This post was originally published March 1 at JoanneJacobs.com
Forty percent of A students are placed in remedial classes in community college, according to a new report, Expectations Meet Reality, by the Center for Community College Student Engagement at the University of Texas at Austin. Over all, 86 percent of new students say they’re well prepared academically and 68 percent start — and usually end — in remediation.
Most remedial students quit before earning a credential, writes Meredith Kolodner for the Hechinger Report. Colleges are trying alternatives, such as starting unprepared students in college-level courses with access to basic skills help, to raise low success rates.
Stop with the political correctness and admit the truth that “ordinary people” already know, writes Fordham’s Mike Petrilli. “Lots of high school graduates aren’t ready for college.”
Less than 40 percent of 12th graders are ready for college, according to the National Assessment of Educational Progress (NAEP), he writes. Yet nearly all are urged to enroll in college.
As the “college preparation gap” grows, completion rates are trending downward: The six-year graduation rate is 53 percent for those who started college in 2009. We should stop encouraging unprepared students to go to college, writes Petrilli. “Why saddle them with debt and regret?
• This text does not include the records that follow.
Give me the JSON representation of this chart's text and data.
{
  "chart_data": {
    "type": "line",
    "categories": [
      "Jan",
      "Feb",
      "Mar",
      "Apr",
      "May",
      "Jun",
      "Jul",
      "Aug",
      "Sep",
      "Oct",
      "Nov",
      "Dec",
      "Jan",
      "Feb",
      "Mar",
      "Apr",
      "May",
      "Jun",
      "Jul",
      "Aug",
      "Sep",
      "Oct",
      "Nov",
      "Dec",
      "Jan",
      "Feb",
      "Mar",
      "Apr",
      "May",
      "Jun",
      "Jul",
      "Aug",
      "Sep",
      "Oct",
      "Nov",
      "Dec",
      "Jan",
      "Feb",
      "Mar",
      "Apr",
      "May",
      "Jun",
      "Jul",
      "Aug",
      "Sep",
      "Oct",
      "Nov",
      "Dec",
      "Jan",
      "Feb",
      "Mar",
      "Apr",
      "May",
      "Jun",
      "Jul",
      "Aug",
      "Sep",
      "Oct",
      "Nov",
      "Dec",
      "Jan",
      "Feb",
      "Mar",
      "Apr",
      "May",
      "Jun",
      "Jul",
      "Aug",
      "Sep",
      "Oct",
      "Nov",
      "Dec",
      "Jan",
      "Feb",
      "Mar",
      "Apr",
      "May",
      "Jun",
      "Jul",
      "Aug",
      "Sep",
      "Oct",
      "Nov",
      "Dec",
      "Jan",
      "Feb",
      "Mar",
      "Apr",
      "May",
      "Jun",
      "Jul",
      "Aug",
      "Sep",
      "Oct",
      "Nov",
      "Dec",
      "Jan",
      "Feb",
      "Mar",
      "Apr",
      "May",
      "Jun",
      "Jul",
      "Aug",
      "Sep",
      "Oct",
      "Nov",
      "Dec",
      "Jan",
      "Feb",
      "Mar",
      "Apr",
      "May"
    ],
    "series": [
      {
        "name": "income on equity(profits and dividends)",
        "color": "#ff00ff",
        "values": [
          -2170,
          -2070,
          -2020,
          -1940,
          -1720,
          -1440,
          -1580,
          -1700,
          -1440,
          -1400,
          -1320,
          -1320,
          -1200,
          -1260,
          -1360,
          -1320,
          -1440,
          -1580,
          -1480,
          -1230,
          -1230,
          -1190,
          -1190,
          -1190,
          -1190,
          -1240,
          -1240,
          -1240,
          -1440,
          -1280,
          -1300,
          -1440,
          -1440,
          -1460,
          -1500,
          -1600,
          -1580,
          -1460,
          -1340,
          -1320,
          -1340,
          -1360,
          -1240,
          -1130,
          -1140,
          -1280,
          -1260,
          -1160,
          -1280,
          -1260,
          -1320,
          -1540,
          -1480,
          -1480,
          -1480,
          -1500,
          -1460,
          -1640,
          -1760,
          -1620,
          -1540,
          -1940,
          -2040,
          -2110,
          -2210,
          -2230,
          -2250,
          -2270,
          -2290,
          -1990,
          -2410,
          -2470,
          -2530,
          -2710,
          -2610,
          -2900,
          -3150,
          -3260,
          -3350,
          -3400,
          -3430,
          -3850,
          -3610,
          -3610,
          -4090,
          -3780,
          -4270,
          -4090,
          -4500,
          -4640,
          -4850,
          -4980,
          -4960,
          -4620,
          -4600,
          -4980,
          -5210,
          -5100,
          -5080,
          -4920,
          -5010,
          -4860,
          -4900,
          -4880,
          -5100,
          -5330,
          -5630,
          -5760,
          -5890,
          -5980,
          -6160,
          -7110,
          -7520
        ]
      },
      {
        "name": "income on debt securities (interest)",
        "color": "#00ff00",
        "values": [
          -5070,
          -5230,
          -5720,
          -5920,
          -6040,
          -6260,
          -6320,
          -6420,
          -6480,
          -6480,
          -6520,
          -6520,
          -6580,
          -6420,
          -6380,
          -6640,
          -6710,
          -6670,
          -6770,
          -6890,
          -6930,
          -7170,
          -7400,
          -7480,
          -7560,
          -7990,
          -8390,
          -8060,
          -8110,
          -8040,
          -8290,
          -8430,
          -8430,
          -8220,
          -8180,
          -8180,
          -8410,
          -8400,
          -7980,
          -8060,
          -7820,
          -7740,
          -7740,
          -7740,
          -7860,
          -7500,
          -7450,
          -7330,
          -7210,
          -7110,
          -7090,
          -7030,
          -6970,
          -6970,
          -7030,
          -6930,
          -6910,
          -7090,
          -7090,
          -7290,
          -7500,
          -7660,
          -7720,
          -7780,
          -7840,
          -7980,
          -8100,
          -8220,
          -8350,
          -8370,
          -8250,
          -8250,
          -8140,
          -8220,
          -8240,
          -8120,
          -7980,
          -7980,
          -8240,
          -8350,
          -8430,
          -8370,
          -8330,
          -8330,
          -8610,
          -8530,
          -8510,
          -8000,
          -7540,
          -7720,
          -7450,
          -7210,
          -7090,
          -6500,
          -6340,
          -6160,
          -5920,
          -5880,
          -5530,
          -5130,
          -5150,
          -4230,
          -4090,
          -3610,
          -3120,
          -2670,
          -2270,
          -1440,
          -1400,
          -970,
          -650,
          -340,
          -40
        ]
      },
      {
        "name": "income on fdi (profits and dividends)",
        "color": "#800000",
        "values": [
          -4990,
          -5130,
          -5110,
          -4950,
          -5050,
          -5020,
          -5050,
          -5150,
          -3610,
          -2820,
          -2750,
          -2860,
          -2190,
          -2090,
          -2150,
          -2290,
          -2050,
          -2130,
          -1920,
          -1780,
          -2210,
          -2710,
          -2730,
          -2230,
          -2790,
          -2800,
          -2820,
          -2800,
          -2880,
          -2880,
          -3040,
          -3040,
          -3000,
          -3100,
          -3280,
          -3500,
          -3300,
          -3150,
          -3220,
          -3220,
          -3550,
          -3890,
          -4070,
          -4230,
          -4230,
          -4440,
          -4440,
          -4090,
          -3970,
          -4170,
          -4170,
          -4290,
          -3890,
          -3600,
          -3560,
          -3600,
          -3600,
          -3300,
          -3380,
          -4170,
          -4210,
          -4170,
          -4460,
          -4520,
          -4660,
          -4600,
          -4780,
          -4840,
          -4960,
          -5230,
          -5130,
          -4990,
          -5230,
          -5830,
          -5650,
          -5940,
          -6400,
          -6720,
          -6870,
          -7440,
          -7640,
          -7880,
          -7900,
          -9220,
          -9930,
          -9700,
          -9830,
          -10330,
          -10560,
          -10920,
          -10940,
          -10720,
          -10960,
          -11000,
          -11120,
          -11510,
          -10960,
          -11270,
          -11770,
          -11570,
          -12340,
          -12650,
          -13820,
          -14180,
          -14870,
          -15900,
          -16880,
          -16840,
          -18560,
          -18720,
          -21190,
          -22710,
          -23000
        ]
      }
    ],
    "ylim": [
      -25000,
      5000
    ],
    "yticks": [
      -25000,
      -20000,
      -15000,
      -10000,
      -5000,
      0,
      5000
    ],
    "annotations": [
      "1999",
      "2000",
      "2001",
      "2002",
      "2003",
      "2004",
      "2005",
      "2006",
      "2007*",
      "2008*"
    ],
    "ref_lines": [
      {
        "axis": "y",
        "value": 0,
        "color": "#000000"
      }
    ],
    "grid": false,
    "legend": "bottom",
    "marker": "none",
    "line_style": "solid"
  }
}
Why allow colleges to cash checks from Pell Grants that aren’t going to do the students, or taxpayers, any good?”
Telling the truth about unprepared students’ high failure rates in college is politically impossible because most public schools don’t offer real alternatives — or the truth — to students who are on the remedial track. They need a chance to catch up in high school and choose (real) academic college prep or (real) career prep leading to a two-year degree or certificate with workplace value.